Social media companies should ban “damaging” celebrity-endorsed ads encouraging weight loss aids, England’s top doctor has said. Some celebrities with massive followers are promoting products such as diet pills and detox teas on Instagram.
Prof Stephen Powis, NHS medical director, discusses these products have a damaging effect on the mental and physical health of young people. He is also urging celebrities to act “responsibly.”
Prof Powis said: “If a product sounds like it is too good to be true, then it probably is. The risks of quick-fix weight loss outweigh the benefits, and advertising these products without a health warning is damaging. Highly influential celebrities are letting down the very people who look up to them, by peddling products which are at best ineffective and at worst harmful. Social media companies have to stamp out the practice of individuals and companies using their platform to target young people with products known to risk ill health,”
Fires lit by other people
Some influencers have promoted weight loss aids for payment on Instagram, and this type of promotion is growing as brands realize how influential their posts are on young audience.

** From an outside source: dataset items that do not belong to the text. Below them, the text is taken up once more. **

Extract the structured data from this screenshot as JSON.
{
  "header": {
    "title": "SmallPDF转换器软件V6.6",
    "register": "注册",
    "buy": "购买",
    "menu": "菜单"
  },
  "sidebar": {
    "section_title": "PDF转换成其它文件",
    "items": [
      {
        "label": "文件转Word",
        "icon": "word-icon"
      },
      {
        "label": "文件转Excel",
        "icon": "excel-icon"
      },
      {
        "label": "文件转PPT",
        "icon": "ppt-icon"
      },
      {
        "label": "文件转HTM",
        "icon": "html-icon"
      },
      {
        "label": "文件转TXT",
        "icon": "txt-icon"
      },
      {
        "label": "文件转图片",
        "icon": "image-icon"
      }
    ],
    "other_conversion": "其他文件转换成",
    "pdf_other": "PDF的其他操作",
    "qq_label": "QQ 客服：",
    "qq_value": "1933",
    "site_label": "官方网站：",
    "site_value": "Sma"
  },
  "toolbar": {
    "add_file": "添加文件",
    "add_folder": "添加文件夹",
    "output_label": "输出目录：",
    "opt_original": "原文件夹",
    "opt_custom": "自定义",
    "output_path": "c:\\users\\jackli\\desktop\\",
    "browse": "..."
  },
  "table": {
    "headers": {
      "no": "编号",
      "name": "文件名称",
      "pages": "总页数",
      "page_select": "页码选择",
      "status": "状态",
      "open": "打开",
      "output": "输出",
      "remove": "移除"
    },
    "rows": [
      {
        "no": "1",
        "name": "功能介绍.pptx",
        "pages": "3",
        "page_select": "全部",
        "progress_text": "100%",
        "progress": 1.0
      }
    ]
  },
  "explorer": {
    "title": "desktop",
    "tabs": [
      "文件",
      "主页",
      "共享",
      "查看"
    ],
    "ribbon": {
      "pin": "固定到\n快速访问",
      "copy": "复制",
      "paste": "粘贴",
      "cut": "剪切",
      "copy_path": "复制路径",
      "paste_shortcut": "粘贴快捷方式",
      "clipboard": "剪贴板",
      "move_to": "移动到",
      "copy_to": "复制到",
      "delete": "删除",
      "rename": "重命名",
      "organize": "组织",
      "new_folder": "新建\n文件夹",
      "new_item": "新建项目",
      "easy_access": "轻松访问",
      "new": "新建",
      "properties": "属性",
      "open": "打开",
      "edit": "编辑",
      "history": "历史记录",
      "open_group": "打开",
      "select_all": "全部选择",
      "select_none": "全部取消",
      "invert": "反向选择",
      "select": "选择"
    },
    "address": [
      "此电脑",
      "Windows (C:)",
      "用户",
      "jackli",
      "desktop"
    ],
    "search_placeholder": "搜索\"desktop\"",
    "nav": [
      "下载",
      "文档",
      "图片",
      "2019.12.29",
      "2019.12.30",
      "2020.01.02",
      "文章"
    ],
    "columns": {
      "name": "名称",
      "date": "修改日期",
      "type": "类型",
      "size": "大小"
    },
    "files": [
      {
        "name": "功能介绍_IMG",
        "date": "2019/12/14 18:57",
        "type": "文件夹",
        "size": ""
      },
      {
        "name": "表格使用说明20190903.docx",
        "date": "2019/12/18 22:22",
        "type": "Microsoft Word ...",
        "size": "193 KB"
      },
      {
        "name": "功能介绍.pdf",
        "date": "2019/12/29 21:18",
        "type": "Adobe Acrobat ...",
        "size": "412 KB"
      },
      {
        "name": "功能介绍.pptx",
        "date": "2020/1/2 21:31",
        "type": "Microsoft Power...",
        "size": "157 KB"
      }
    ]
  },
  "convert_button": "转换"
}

The Competition and Brands Authority lately announced a clampdown on celebrities who do not precisely label their posts as being paid-for ads, but there are few precepts around what they can promote.
NHS England’s national mental health director Claire Murdoch said that the intention was not to “suppress business or comment on what good business looks like.”
However, she displayed concern over the influence these public figures had over young people at an “impressionable” period in their lives.
“Both the celebrities themselves and these social media companies themselves should be more responsible,” she added.
A toxic influence
- Kim Kardashian, who has 127 million followers on Instagram, was criticized for promoting appetite-suppressing lollypops last year. She later removed the post.
- Katie Price, who has1.9 million followers on Instagram, has promoted an appetite suppressant on her Instagram post, as did Vikki Patterson with 4.2 million followers, from the TV shows Geordie Shore and Loose Women.
- Lauren Goodger of “The Only Way is Essex” has also promoted diet aids.
- Actress Jameela Jamil, who campaigns for body positivity, has described Kim Kardashian as a “terrible and toxic influence on young girls,” and the meal replacement shakes as “laxative teas.”
Ms. Jamil is the founder of the “I Weigh” Instagram campaign where she helps women to estimate their value beyond their weight and looks. Research from the National Citizens Service proves that at least one in five teens say that their appearance was the most significant thing to them, with over half of girls feeling the obligation and the pressure to be thinner, and a third of boys believing they should be more muscular.
“Taking any substance which impacts the body, without proper medical advice and support, is a risk,” said Prof Powis.
“Cosmetic treatments and get-thin-quick products which are readily and increasingly available and promoted can be harmful if not used correctly.”